Friday, December 28, 2012

What I have that Rowan doesn't

As Christmas approached, I began to realize that watching Rowan open her presents without someone to share that joy with was going to be pretty sad for me. Fortunately, my mom had anticipated that and let me know that she wanted to be at my house for Christmas Eve and Christmas morning. The closer it got, the more glad I was.

On Christmas Eve, after Rowan went to bed (and finally fell asleep), I started wrapping the last of the presents, stuffing the stocking, and eating Santa's cookies (I'm sure this tradition was started by a parent with a sweet tooth as an excuse to get more cookies - I must thank them). All the while my mom sat and talked with me about anything and everything, like we have since as long as I can remember.

On Christmas morning we watched Rowan together as she opened up all of her gifts, delighted over and over again at the wonderful surprises she found in each package. And I thought more than once that this is the sort of thing Aimee loved most - seeing Rowan in her joy and delight was Aimee's greatest joy and delight. I miss Aimee most in those moments, largely because I can't share them with her.

But at least this time, I was able to share the moment with my mom.

As I reflected on this later, I realized this it is in times like these we need our moms the most. Not just the boo-boos and scraped knees of our childhood, or the excitement of scoring soccer goals or piano recitals, or even the pain of navigating high school dating or the excitement of getting our driver's license. It's also when we're adults, with families of our own, and life comes along and deals us a nasty blow, and that inner child in us longs to have our mommy there to comfort us.

My mommy is still here, and when I need her, she's there for me.

Rowan's isn't.

This put Rowan's loss in such a greater scale than I'd ever seen it before.

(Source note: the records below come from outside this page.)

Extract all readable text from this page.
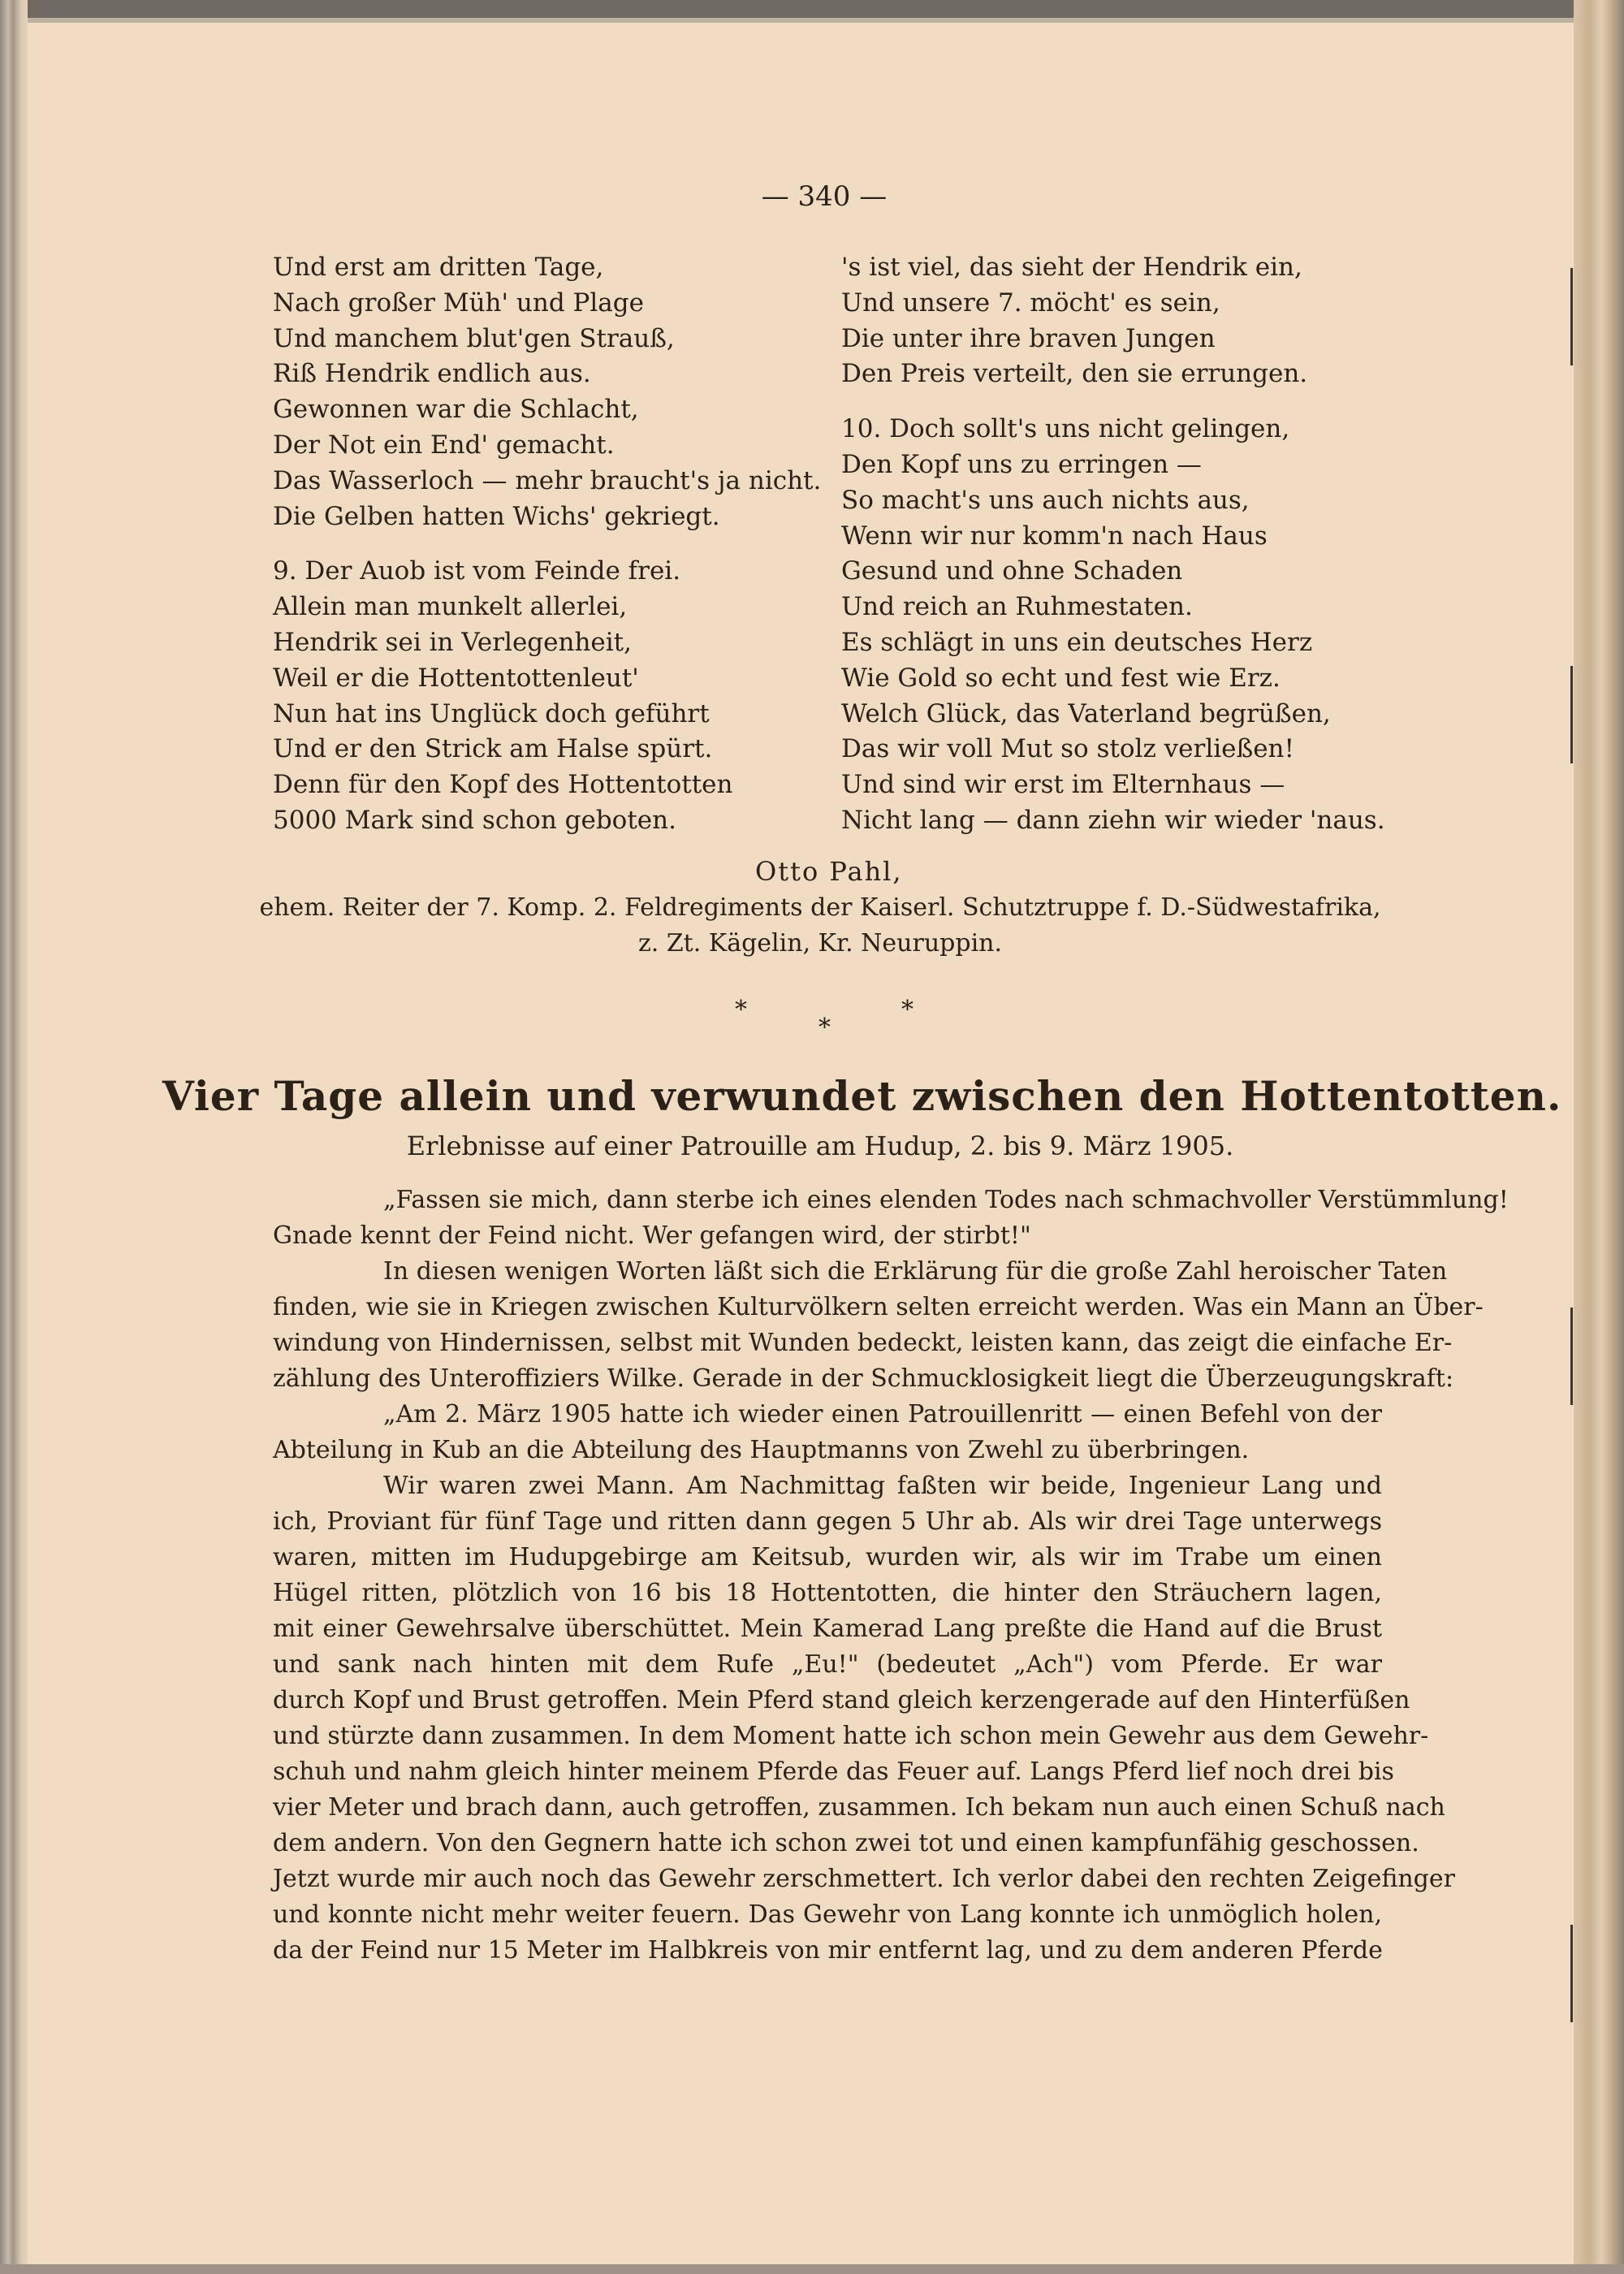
— 340 —
Und erst am dritten Tage,
Nach großer Müh' und Plage
Und manchem blut'gen Strauß,
Riß Hendrik endlich aus.
Gewonnen war die Schlacht,
Der Not ein End' gemacht.
Das Wasserloch — mehr braucht's ja nicht.
Die Gelben hatten Wichs' gekriegt.
9. Der Auob ist vom Feinde frei.
Allein man munkelt allerlei,
Hendrik sei in Verlegenheit,
Weil er die Hottentottenleut'
Nun hat ins Unglück doch geführt
Und er den Strick am Halse spürt.
Denn für den Kopf des Hottentotten
5000 Mark sind schon geboten.
's ist viel, das sieht der Hendrik ein,
Und unsere 7. möcht' es sein,
Die unter ihre braven Jungen
Den Preis verteilt, den sie errungen.
10. Doch sollt's uns nicht gelingen,
Den Kopf uns zu erringen —
So macht's uns auch nichts aus,
Wenn wir nur komm'n nach Haus
Gesund und ohne Schaden
Und reich an Ruhmestaten.
Es schlägt in uns ein deutsches Herz
Wie Gold so echt und fest wie Erz.
Welch Glück, das Vaterland begrüßen,
Das wir voll Mut so stolz verließen!
Und sind wir erst im Elternhaus —
Nicht lang — dann ziehn wir wieder 'naus.
Otto Pahl,
ehem. Reiter der 7. Komp. 2. Feldregiments der Kaiserl. Schutztruppe f. D.-Südwestafrika,
z. Zt. Kägelin, Kr. Neuruppin.
*
*
*
Vier Tage allein und verwundet zwischen den Hottentotten.
Erlebnisse auf einer Patrouille am Hudup, 2. bis 9. März 1905.
„Fassen sie mich, dann sterbe ich eines elenden Todes nach schmachvoller Verstümmlung!
Gnade kennt der Feind nicht. Wer gefangen wird, der stirbt!"
In diesen wenigen Worten läßt sich die Erklärung für die große Zahl heroischer Taten
finden, wie sie in Kriegen zwischen Kulturvölkern selten erreicht werden. Was ein Mann an Über-
windung von Hindernissen, selbst mit Wunden bedeckt, leisten kann, das zeigt die einfache Er-
zählung des Unteroffiziers Wilke. Gerade in der Schmucklosigkeit liegt die Überzeugungskraft:
„Am 2. März 1905 hatte ich wieder einen Patrouillenritt — einen Befehl von der
Abteilung in Kub an die Abteilung des Hauptmanns von Zwehl zu überbringen.
Wir waren zwei Mann. Am Nachmittag faßten wir beide, Ingenieur Lang und
ich, Proviant für fünf Tage und ritten dann gegen 5 Uhr ab. Als wir drei Tage unterwegs
waren, mitten im Hudupgebirge am Keitsub, wurden wir, als wir im Trabe um einen
Hügel ritten, plötzlich von 16 bis 18 Hottentotten, die hinter den Sträuchern lagen,
mit einer Gewehrsalve überschüttet. Mein Kamerad Lang preßte die Hand auf die Brust
und sank nach hinten mit dem Rufe „Eu!" (bedeutet „Ach") vom Pferde. Er war
durch Kopf und Brust getroffen. Mein Pferd stand gleich kerzengerade auf den Hinterfüßen
und stürzte dann zusammen. In dem Moment hatte ich schon mein Gewehr aus dem Gewehr-
schuh und nahm gleich hinter meinem Pferde das Feuer auf. Langs Pferd lief noch drei bis
vier Meter und brach dann, auch getroffen, zusammen. Ich bekam nun auch einen Schuß nach
dem andern. Von den Gegnern hatte ich schon zwei tot und einen kampfunfähig geschossen.
Jetzt wurde mir auch noch das Gewehr zerschmettert. Ich verlor dabei den rechten Zeigefinger
und konnte nicht mehr weiter feuern. Das Gewehr von Lang konnte ich unmöglich holen,
da der Feind nur 15 Meter im Halbkreis von mir entfernt lag, und zu dem anderen Pferde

I mean, I know that once you have children you're a parent for life. But the full scope of how important that is didn't really hit me until I noticed how grateful I was to my own mother for being there on Christmas morning. Rowan will have people that love her, but no one loves you like your mother, and Rowan will never have that again. Not through the scrapes, recitals, dating pains, or significant blows dealt by life. I'll be there as long as God allows, and I know that will be good for Rowan, but it won't be the same.

This is the magnitude of the loss suffered on that terrible day.

1 comment:

  1. Very well said, Pat. Perhaps with time God will provide her with a second Mommy. Until then, it's a credit to you that you are aware of her loss and it shows just how in tune you are with her situation. That counts for something.